Cerca de 10 a 12 toneladas de peixes morreram no Açude Cachoeira de Aurora, onde é desenvolvido o projeto de piscicultura, que envolve pelo menos 20 famílias, que tiram dalí o seu sustento. Os peixes são todos da espécie tilápia, e são criados em tanques-rede. O desastre ambiental se deu a partir da última segunda-feira (23).

 

De acordo com Claudeney Pereira, ex-presidente da Associação Comunitária dos Piscicultores e Aquicultores de Cachoeira e Região, que mantém o projeto de piscicultura no local, em conversa com a reportagem do Portal Aquiconectados, o desastre ambiental está ligado diretamente ao fato de ter havido a chamada inversão térmica da temperatura da água, ocasionada por conta da recarga hídrica ocorrida este ano, quando uma área extensa de vegetação foi encoberta pela água. Como consequência o apodrecimento dessa vegetação causou a falta de oxigênio, provocando as mortes.

 

Segundo adiantou À nossa reportagem Claudeney Pereira, O fenômeno natural atingiu diretamente a espécie em suas fases pré-engorda e engorda; momento este em que o peixe já pesa acima de meio quilo.
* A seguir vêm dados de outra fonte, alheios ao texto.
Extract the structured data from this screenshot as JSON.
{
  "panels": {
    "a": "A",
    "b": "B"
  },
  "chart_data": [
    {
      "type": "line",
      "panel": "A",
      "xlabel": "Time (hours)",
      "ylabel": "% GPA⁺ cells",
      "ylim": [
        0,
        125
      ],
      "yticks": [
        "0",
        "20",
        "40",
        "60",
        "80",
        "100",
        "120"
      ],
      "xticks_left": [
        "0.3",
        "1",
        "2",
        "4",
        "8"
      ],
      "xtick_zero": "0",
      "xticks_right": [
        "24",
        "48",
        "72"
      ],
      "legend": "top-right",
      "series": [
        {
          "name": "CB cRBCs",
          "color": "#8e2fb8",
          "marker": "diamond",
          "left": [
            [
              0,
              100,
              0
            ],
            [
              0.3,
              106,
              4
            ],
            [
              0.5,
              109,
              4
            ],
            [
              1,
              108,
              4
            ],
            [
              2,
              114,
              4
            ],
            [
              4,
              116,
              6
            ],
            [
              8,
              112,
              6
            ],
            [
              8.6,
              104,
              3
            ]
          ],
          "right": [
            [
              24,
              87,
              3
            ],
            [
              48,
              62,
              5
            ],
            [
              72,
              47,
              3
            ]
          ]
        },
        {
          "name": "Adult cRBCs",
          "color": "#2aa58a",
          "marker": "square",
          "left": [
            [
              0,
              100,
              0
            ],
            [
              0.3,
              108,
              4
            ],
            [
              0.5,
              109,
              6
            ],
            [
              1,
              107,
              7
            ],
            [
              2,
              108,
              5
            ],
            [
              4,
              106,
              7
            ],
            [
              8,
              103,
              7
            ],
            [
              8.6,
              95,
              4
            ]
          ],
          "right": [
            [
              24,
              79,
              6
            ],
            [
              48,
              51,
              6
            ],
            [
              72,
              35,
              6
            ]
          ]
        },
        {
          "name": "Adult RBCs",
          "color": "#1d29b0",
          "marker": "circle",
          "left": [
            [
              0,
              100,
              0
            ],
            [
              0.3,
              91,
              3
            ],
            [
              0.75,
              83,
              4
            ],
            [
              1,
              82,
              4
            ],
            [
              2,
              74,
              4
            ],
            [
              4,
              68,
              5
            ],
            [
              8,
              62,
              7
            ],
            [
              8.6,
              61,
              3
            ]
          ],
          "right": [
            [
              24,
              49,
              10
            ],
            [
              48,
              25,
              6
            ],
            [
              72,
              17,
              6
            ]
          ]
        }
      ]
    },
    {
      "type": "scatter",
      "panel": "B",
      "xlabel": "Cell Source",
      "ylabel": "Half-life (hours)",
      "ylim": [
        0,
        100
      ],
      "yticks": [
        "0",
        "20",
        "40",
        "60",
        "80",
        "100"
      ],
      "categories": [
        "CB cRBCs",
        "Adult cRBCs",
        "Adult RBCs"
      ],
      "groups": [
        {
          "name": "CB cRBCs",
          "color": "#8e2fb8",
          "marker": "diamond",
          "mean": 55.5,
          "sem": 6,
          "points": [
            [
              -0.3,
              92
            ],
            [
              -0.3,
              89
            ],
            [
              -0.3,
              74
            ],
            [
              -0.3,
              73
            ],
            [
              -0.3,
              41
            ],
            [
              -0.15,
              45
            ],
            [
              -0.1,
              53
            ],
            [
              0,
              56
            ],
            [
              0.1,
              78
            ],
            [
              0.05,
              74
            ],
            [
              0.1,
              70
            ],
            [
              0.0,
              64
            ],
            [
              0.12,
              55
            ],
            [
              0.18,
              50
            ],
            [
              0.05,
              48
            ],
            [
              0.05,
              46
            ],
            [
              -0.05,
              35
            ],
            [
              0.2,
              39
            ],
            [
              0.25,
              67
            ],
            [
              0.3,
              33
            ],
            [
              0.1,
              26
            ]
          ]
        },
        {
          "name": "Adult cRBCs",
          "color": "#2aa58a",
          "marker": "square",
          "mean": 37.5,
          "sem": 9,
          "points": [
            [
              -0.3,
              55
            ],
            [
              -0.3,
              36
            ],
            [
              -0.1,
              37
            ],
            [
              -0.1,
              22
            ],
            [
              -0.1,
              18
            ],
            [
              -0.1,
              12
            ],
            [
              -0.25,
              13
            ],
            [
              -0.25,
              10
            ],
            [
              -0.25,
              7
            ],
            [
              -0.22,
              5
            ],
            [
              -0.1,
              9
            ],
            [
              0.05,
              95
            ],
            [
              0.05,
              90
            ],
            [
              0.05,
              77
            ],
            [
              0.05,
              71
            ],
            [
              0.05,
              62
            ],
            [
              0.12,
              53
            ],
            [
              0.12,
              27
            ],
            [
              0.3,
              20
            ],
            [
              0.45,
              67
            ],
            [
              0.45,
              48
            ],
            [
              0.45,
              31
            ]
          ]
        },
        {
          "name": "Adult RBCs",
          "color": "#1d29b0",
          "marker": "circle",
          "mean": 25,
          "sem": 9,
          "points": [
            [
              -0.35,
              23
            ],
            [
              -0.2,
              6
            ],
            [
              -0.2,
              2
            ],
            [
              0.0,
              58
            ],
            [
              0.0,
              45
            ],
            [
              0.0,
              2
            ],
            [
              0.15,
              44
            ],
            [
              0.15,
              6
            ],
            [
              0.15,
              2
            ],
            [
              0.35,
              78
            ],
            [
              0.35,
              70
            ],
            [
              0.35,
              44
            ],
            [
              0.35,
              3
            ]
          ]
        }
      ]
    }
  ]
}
Não foram atingidos os peixes nas fases Alevino (filhote), pré-juvenil e juvenil, quando o peixe ainda está pequeno. Atualmente os criadores do Açude Cachoeira além de fornecerem a carne para consumo local, já exportam para a capital Fortaleza.

 

Os peixes são todos da espécie tilápia, e são criados em tanques-rede.  (Foto: Claudeney Pereira)

Os peixes são todos da espécie tilápia, e são criados em tanques-rede. (Foto: Claudeney Pereira)

 

De acordo com levantamento informal preliminar, os prejuízos podem ultrapassar os R$ 80.000,00 (oitenta mil reais). A perda atinge em cheio ao menos 11 criadores, envolvidos neste lote e que contraíram empréstimos financeiros para custear a criação. Das 120 gaiolas de peixes, cerca de 65 registraram mortes.

 

“O cenário é desolador, dar pena ver um trabalho de seis meses acabar dessa forma”, disse um dos criadores. Uma máquina da prefeitura finalizou na manhã desta quarta-feira o carregamento de toda a espécie morta.

 

O trabalho de retirada de toda a espécie morta precisou ser acelerada, contando com a participação de vários voluntários da comunidade, já que o manancial é responsável pelo abastecimento humano de toda a sede do município. A população abastecida com o liquido não será prejudicada.

 

Um técnico da Ematerce, responsável pelo acompanhamento do projeto é aguardado para realizar um levantamento para apontar detalhadamente o tamanho do prejuízo causado no local.